Intense and personal Otto Zitko and Louise Bourgeois shape Me, Myself and I at Arnolfini

By Mark Sheerin | 18 May 2010
Black and blue drawing of a clockwise spiral

(Above) Louise Bourgeois, Je T'aime (detail) (2005). Suite of 60 double-sided mixed media drawings. Private Collection, courtesy Cheim and Read, New York. Photo: Christopher Burke

Exhibition: Otto Zitko and Louise Bourgeois – Me, Myself and I, Arnolfini, Bristol, until July 4 2010

Born in 1911, Louise Bourgeois has been drawing for nearly a century. Her recent works are "about the marking of time while waiting for someone special to arrive", according to the French artist herself.

Her series of 60 works on show at Arnolfini are collectively titled JE T'AIME and are said to be as personal as that would suggest. But hearts and flowers do not come into it.

An early drawing from 1946, shown alongside the meditative later works, depicts two figures engaged in an act of cannibalism.

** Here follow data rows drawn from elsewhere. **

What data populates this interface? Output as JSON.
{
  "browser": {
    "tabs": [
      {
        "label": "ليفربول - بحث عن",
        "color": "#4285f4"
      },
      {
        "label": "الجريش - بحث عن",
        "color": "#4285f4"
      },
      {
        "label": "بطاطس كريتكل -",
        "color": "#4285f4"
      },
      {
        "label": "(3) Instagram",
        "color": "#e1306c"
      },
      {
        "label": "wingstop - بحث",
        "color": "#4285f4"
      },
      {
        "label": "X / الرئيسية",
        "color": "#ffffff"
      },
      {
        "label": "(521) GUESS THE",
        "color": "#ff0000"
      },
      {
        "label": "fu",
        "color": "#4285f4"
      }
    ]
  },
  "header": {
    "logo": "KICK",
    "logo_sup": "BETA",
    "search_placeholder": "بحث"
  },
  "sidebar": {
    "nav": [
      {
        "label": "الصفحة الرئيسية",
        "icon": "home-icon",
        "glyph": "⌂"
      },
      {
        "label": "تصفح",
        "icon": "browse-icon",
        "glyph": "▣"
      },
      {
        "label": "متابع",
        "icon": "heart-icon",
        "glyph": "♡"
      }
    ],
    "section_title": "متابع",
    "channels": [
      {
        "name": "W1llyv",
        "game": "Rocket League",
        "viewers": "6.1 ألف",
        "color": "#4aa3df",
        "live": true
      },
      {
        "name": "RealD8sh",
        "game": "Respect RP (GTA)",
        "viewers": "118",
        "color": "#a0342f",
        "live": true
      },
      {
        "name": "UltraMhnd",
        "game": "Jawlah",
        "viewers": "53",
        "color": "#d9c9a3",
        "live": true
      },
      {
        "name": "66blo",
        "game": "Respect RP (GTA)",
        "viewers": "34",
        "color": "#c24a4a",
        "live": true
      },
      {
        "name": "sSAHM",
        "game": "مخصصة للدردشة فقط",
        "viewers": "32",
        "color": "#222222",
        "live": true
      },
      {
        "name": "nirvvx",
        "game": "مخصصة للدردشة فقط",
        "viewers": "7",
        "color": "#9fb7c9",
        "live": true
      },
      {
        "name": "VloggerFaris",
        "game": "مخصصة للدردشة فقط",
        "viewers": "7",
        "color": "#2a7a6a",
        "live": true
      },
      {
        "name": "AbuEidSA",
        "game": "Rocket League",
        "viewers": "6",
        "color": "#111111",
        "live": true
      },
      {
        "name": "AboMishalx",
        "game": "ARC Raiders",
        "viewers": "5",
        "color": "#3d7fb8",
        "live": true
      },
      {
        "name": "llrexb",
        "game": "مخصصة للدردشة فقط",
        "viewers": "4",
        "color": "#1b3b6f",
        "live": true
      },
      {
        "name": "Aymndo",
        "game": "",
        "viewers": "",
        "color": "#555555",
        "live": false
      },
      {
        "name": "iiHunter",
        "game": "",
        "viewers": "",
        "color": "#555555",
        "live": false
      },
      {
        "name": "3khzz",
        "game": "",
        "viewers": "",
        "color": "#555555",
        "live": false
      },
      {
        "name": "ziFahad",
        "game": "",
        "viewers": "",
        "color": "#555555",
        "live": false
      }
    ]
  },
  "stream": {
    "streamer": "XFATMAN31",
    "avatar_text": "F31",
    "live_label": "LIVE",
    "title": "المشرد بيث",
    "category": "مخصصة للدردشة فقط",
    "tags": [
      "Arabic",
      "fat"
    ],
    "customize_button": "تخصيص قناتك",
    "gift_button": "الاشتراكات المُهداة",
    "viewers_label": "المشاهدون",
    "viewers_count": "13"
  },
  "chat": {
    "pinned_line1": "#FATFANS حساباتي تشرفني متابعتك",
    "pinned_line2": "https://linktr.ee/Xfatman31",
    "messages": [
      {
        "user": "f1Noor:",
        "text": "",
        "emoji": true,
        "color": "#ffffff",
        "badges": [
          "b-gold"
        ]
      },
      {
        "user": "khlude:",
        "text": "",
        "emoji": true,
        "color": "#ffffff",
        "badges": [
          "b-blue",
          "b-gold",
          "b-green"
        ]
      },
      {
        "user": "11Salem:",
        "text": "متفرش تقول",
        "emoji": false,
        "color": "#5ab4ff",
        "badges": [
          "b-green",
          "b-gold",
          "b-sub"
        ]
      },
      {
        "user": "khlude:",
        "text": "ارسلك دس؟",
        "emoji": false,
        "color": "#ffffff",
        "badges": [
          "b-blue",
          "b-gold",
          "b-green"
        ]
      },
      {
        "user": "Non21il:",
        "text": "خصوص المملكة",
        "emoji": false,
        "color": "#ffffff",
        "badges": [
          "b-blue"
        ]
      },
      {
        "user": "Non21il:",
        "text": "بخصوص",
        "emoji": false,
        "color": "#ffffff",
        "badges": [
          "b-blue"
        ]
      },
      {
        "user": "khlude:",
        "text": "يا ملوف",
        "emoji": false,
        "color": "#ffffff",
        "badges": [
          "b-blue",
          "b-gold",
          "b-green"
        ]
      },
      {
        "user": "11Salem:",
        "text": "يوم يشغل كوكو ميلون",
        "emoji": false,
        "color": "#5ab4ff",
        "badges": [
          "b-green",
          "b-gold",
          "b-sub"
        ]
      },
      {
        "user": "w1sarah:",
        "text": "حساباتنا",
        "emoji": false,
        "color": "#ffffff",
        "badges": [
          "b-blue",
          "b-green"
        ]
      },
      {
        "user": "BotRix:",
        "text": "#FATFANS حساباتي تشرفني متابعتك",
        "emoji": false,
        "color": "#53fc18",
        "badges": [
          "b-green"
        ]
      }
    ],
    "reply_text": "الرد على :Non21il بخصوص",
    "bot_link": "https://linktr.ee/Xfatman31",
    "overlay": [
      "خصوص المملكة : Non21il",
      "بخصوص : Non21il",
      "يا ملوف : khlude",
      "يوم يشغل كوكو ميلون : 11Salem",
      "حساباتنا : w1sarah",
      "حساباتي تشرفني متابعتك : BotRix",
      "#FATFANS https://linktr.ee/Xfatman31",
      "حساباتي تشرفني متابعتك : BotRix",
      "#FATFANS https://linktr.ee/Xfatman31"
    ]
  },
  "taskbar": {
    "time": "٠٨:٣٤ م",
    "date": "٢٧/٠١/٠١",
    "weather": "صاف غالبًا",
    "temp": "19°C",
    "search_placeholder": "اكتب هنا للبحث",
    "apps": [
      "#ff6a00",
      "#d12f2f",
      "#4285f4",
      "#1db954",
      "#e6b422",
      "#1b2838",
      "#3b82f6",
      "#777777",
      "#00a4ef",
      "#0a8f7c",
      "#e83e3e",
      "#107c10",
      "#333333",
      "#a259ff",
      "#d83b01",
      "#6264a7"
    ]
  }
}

Bourgeois's interest in human relationships has drawn her to psychoanalysis, and her interest in the field finds her paired up here with Austrian interventionist Otto Zitko.

Whereas the sculptor is interested in the Object Relations school of thought, Zitko inhabits an inflantile world of total subjectivity.

With an unbroken, improvised line he covers gallery walls on three floors and takes his abstract scrawl into the foyer and other social spaces.

They do say opposites attract - in which case, it is of course possible Zitko is that special someone Bourgeois has been waiting so long for.